Le riforme delle pensioni negli ultimi
vent'anni in Italia sono state un fattore decisivo nel processo di
smantellamento dello Stato sociale, di polarizzazione della società
e di privatizzazione delle funzioni statali. Con il passaggio al
sistema contributivo e la parziale privatizzazione del sistema
previdenziale si è avuta una riconfigurazione dei rapporti di forza
a vantaggio del capitale, in particolare di quello finanziario.
Questo processo, che è passato
attraverso una certa gestione del consenso politico, ha imposto un
fatalismo diffuso che vedeva la ristrutturazione del sistema
previdenziale (che rientra nel più ampio fenomeno di compressione
dell'apparato statale) come necessità derivante da tendenze
incontrollabili dell'economia e dall'indebitamento pubblico.

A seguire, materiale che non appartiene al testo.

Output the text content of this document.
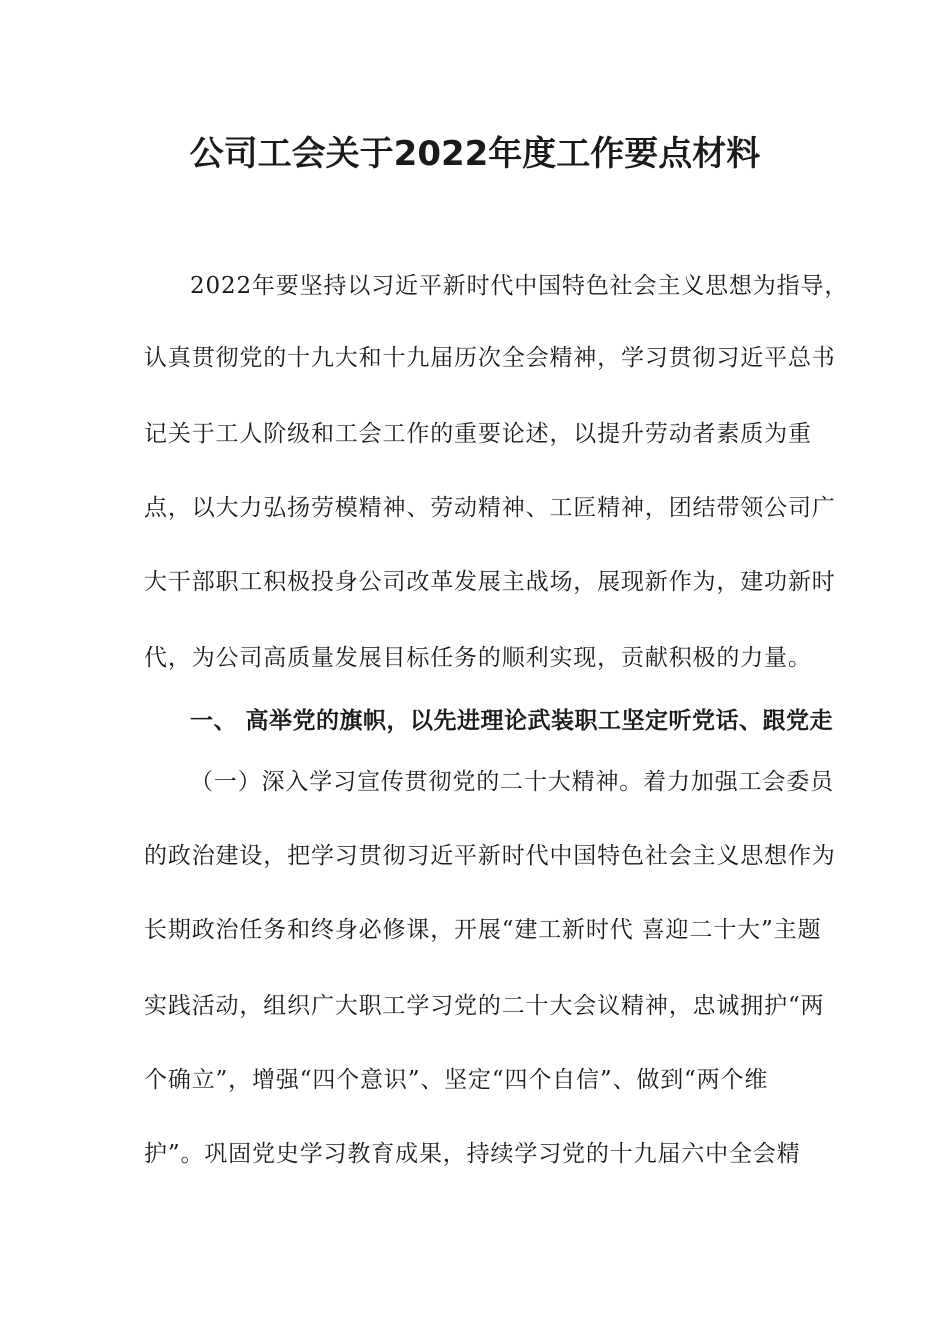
公司工会关于2022年度工作要点材料
2022年要坚持以习近平新时代中国特色社会主义思想为指导，
认真贯彻党的十九大和十九届历次全会精神，学习贯彻习近平总书
记关于工人阶级和工会工作的重要论述，以提升劳动者素质为重
点，以大力弘扬劳模精神、劳动精神、工匠精神，团结带领公司广
大干部职工积极投身公司改革发展主战场，展现新作为，建功新时
代，为公司高质量发展目标任务的顺利实现，贡献积极的力量。
一、 高举党的旗帜，以先进理论武装职工坚定听党话、跟党走
（一）深入学习宣传贯彻党的二十大精神。着力加强工会委员
的政治建设，把学习贯彻习近平新时代中国特色社会主义思想作为
长期政治任务和终身必修课，开展“建工新时代 喜迎二十大”主题
实践活动，组织广大职工学习党的二十大会议精神，忠诚拥护“两
个确立”，增强“四个意识”、坚定“四个自信”、做到“两个维
护”。巩固党史学习教育成果，持续学习党的十九届六中全会精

Per quanto si sia cercato di mascherare
questo fatalismo dietro un velo di tecnicismo risulta evidente in
esso l'elemento ideologico; in realtà non è l'economia a essere di
per sé incontrollabile, ma è la rinuncia della politica alle sue
prerogative di intervento che la fa apparire tale. Neanche
l'indebitamento pubblico è un problema insolvibile, qualora lo Stato
conservi gli strumenti di azione politico-economica (la cui
dismissione, invece, è stata spinta fino alla rinuncia del monopolio
della moneta).
Ma una mitologia in particolare è
servita allo scopo di creare consenso attorno a questo nuovo dominio
economico, soprattutto per ciò che riguarda il sistema
pensionistico.
Le pensioni, si è detto, sono
eccessive, perché sottraggono ricchezza alle generazioni future, che
non potranno ricevere un reddito accettabile quando saranno diventate
inattive. Inoltre, la “generosità” dello Stato verso i
pensionati dilapiderebbe le ricchezze disponibili per gli anni
avvenire. Pertanto, il ridimensionamento del sistema previdenziale
sarebbe una questione di etica pubblica, ispirato a un
“principio di responsabilità”, come direbbe Hans Jonas, verso il
futuro.
Il carattere ideologico di queste
proposizioni si evince dalla totale assenza dal discorso invalso
presso i mezzi di comunicazione di massa di un analogo criterio nella
distribuzione della ricchezza tra le classi. Ammesso che questa sia
strutturalmente ridotta rispetto al passato, che quindi non possa
essere incrementata e che si renda necessario un suo razionamento,
perché non si richiede un'identica redistribuzione dai ceti
privilegiati (in particolare l'aristocrazia finanziaria) verso quelli
più deboli?
Oltre a questo c'è, peraltro, una
mistificazione anche sul piano tecnico. L'attuale generazione, da
questo punto di vista, non ha alcun debito con la prossima, giacché
quest'ultima dipenderà soltanto dalla ricchezza che sarà in grado
di produrre (eccetto per le “fondamenta” del sistema economico,
come la rete infrastrutturale e per il risparmio privato che non è
legato direttamente a scelte di politica economica). Ciò vuol dire
che i futuri pensionati percepiranno un reddito solo dai futuri
lavoratori e non da “riserve” monetarie accumulate attraverso i
contributi. Tutto dipenderà, quindi, dalla capacità dell'apparato
produttivo dei prossimi anni di generare ricchezza sufficiente. Il
sistema pensionistico non comporta alcuna “ipoteca” sul futuro,
ma è soltanto un metodo di ripartizione della ricchezza prodotta tra
la popolazione attiva e quella inattiva.
Pertanto la mitologia del “conflitto
generazionale” è una finzione che serve a mascherare il conflitto
reale di classe, quello che vede un'aristocrazia finanziaria,
coadiuvata dal grande capitale industriale, muovere guerra alla
classe media risparmiatrice e agli strati popolari già impoveriti.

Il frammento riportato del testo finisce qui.